De um lado, leite fresco, de vacas saudáveis em ambientes relativamente limpos, que naturalmente coalha (nata) e depois talha (resultando queijo fresco e soro) ou fermenta (iogurte). Adicionando à parte sólida, um catalisador da fermentação (cardo, figo ou kefir), algum sal e tempo à temperatura-ambiente, produz-se queijo curado ou semi-curado.
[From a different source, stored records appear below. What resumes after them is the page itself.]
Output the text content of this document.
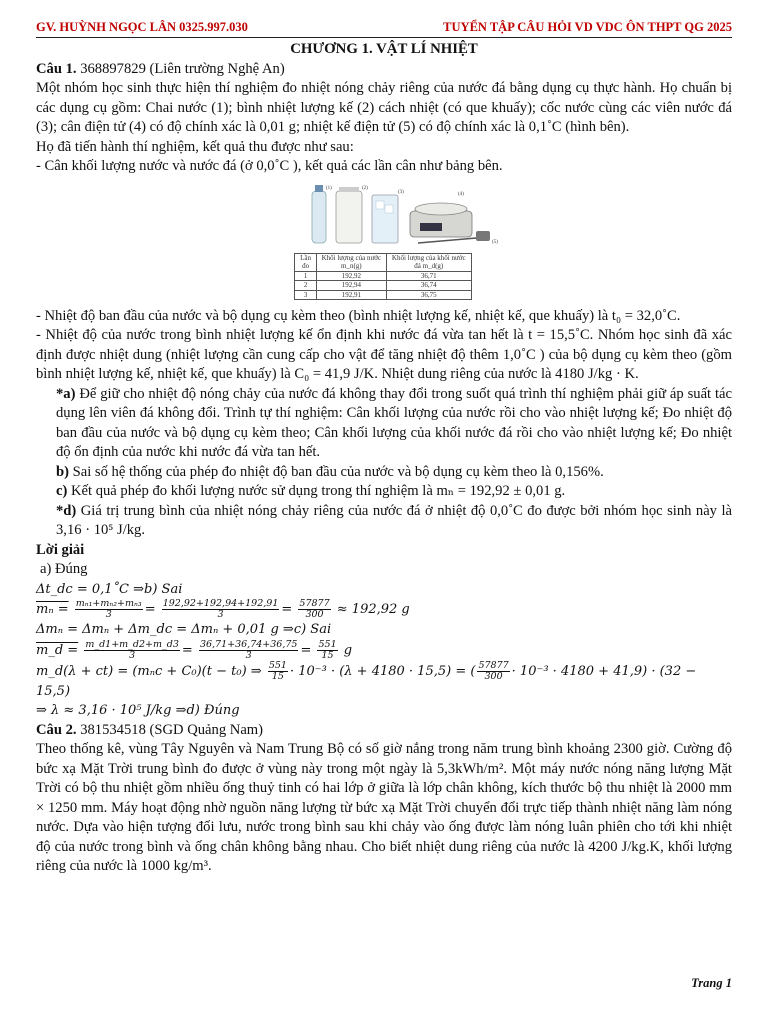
GV. HUỲNH NGỌC LÂN 0325.997.030	TUYỂN TẬP CÂU HỎI VD VDC ÔN THPT QG 2025

CHƯƠNG 1. VẬT LÍ NHIỆT

Câu 1. 368897829 (Liên trường Nghệ An)

Một nhóm học sinh thực hiện thí nghiệm đo nhiệt nóng chảy riêng của nước đá bằng dụng cụ thực hành. Họ chuẩn bị các dụng cụ gồm: Chai nước (1); bình nhiệt lượng kế (2) cách nhiệt (có que khuấy); cốc nước cùng các viên nước đá (3); cân điện tử (4) có độ chính xác là 0,01 g; nhiệt kế điện tử (5) có độ chính xác là 0,1˚C (hình bên).

Họ đã tiến hành thí nghiệm, kết quả thu được như sau:

- Cân khối lượng nước và nước đá (ở 0,0˚C ), kết quả các lần cân như bảng bên.

(1)	(2)
(3)	(4)
(5)
Lần đo	Khối lượng của nước m_n(g)	Khối lượng của khối nước đá m_d(g)
1	192,92	36,71
2	192,94	36,74
3	192,91	36,75

- Nhiệt độ ban đầu của nước và bộ dụng cụ kèm theo (bình nhiệt lượng kế, nhiệt kế, que khuấy) là t₀ = 32,0˚C.

- Nhiệt độ của nước trong bình nhiệt lượng kế ổn định khi nước đá vừa tan hết là t = 15,5˚C. Nhóm học sinh đã xác định được nhiệt dung (nhiệt lượng cần cung cấp cho vật để tăng nhiệt độ thêm 1,0˚C ) của bộ dụng cụ kèm theo (gồm bình nhiệt lượng kế, nhiệt kế, que khuấy) là C₀ = 41,9 J/K. Nhiệt dung riêng của nước là 4180 J/kg · K.

*a) Để giữ cho nhiệt độ nóng chảy của nước đá không thay đổi trong suốt quá trình thí nghiệm phải giữ áp suất tác dụng lên viên đá không đổi. Trình tự thí nghiệm: Cân khối lượng của nước rồi cho vào nhiệt lượng kế; Đo nhiệt độ ban đầu của nước và bộ dụng cụ kèm theo; Cân khối lượng của khối nước đá rồi cho vào nhiệt lượng kế; Đo nhiệt độ ổn định của nước khi nước đá vừa tan hết.

b) Sai số hệ thống của phép đo nhiệt độ ban đầu của nước và bộ dụng cụ kèm theo là 0,156%.

c) Kết quả phép đo khối lượng nước sử dụng trong thí nghiệm là mₙ = 192,92 ± 0,01 g.

*d) Giá trị trung bình của nhiệt nóng chảy riêng của nước đá ở nhiệt độ 0,0˚C đo được bởi nhóm học sinh này là 3,16 · 10⁵ J/kg.

Lời giải

a) Đúng

Δt_dc = 0,1˚C ⇒b) Sai

$m_n = \frac{\text{mₙ₁+mₙ₂+mₙ₃}}{3} = \frac{192,92+192,94+192,91}{3} = \frac{57877}{300} \approx 192,92$ g

Δmₙ = Δmₙ + Δm_dc = Δmₙ + 0,01 g ⇒c) Sai

m_d = $\frac{m\_d1+m\_d2+m\_d3}{3} = \frac{36,71+36,74+36,75}{3} = \frac{551}{15}$ g

m_d(λ + ct) = (mₙc + C₀)(t − t₀) ⇒ $\frac{551}{15} \cdot 10^{-3} \cdot (\lambda + 4180 \cdot 15,5)$ = ( $\frac{57877}{300} \cdot 10^{-3} \cdot 4180 + 41,9) \cdot (32$ −

15,5)

⇒ λ ≈ 3,16 · 10⁵ J/kg ⇒d) Đúng

Câu 2. 381534518 (SGD Quảng Nam)

Theo thống kê, vùng Tây Nguyên và Nam Trung Bộ có số giờ nắng trong năm trung bình khoảng 2300 giờ. Cường độ bức xạ Mặt Trời trung bình đo được ở vùng này trong một ngày là 5,3kWh/m². Một máy nước nóng năng lượng Mặt Trời có bộ thu nhiệt gồm nhiều ống thuỷ tinh có hai lớp ở giữa là lớp chân không, kích thước bộ thu nhiệt là 2000 mm × 1250 mm. Máy hoạt động nhờ nguồn năng lượng từ bức xạ Mặt Trời chuyển đổi trực tiếp thành nhiệt năng làm nóng nước. Dựa vào hiện tượng đối lưu, nước trong bình sau khi chảy vào ống được làm nóng luân phiên cho tới khi nhiệt độ của nước trong bình và ống chân không bằng nhau. Cho biết nhiệt dung riêng của nước là 4200 J/kg.K, khối lượng riêng của nước là 1000 kg/m³.

Trang 1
Do outro, leite que é industrialmente ultra-pasteurizado a temperaturas tão elevadas (140ºC) que matam toda a flora láctica interna. A ultra-pasteurização é a pasteurização levada ao extremismo, pois Pasteur apenas praticava temperaturas moderadas (60ºC) que não matavam as leveduras naturais, antes as activavam, e perverte a intenção original do seu inventor que era deixar o leite meio-morto (matando as bactérias patogénicas menos tolerantes à acção do calor) e não matá-lo por inteiro. A este processo industrial, acresce outro, sintomaticamente chamado de “homogeneização” e que dá ao leite um sabor seco e insípido.

Consequências:
– Do leite talhado, resulta uma panóplia de derivações nutritivas e de rico sabor: nata, manteiga, soro de manteiga, queijo fresco, iogurte, kefir, queijo curado, etc.;
– Com o leite ultra-pasteurizado, cujo sabor é uma pálida amostra daquele do leite fresco, não se consegue fazer manteiga nem queijo, o iogurte resultante é ralo e inconsistente, mas é, sem dúvida, o melhor elemento para produzir leite estragado, uma vez que a quase inexistente flora interna não tem como resistir e combater as bactérias patogénicas externas.
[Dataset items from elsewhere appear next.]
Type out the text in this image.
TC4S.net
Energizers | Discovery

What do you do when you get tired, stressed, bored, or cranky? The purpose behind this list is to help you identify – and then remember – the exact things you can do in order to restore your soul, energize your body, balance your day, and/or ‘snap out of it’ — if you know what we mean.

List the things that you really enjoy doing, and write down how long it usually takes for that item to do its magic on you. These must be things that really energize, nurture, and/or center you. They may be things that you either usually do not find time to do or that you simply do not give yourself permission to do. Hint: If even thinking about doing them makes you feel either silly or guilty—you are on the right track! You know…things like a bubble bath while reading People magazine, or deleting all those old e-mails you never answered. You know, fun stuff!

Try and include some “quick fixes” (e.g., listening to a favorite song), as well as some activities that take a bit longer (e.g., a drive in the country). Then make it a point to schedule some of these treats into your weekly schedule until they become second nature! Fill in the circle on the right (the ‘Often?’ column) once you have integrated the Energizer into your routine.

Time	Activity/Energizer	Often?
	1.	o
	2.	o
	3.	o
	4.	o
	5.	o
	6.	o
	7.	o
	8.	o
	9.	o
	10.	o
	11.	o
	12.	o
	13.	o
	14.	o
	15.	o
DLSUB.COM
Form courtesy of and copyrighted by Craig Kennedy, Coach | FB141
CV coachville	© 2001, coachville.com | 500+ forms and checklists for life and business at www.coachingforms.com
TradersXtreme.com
Meninos e meninas estragados? Está longe de ser uma analogia ou uma metáfora. Proliferam, formados a temperaturas demasiado elevadas, super-protegidos contra os cardos e figos desta vida. Num caso ou outro, resulta iogurte pouco espesso. Na sua maioria, acabam por se estragar num curto espaço de tempo.
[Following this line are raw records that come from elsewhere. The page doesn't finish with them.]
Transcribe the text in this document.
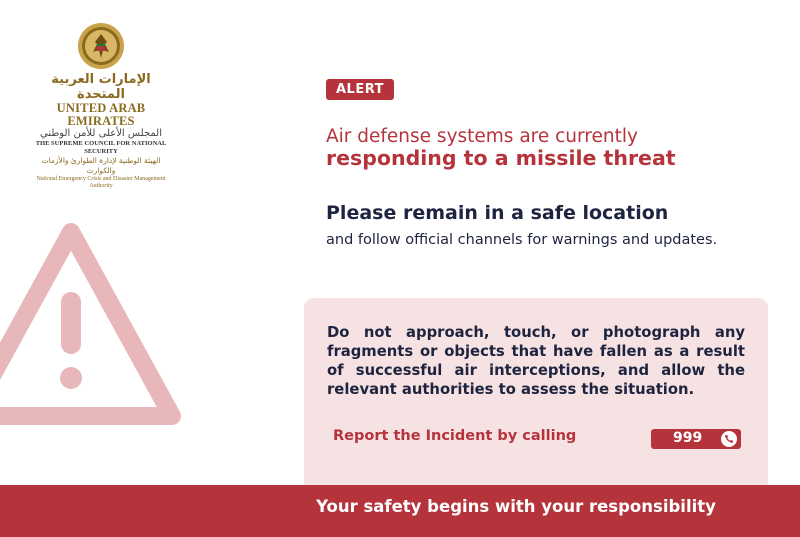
الإمارات العربية المتحدة
UNITED ARAB EMIRATES
المجلس الأعلى للأمن الوطني
THE SUPREME COUNCIL FOR NATIONAL SECURITY
الهيئة الوطنية لإدارة الطوارئ والأزمات والكوارث
National Emergency Crisis and Disaster Management Authority
ALERT
Air defense systems are currently
responding to a missile threat
Please remain in a safe location
and follow official channels for warnings and updates.
Do not approach, touch, or photograph any fragments or objects that have fallen as a result of successful air interceptions, and allow the relevant authorities to assess the situation.
Report the Incident by calling	999
Your safety begins with your responsibility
Será possível repor-lhes aquilo que a sua formação lhes tirou – a exposição e a luta livre em condições de multiplicidade? Terão paciência e determinação suficientes para empreender a longa espera à temperatura-ambiente, aguardar o tempo de maturação necessário para que a coalhada fresca e imatura se transforme em queijo curado? Haverá cura pelo tempo e temperatura? Se não houver, resta-lhes ser o alimento que se evita, porque provoca náuseas e faz azia.

Ao contrário do que se propagandeia, a liberdade de escolha do consumidor, neste e noutros domínios, é muito limitada. Nas lojas, não se encontra leite fresco, nem sequer leite pasteurizado, com facilidade. Seja como for, deixei de comprar e de beber leite ultra-pasteurizado. Amo queijo de cardo – temperado e curado, de preferência.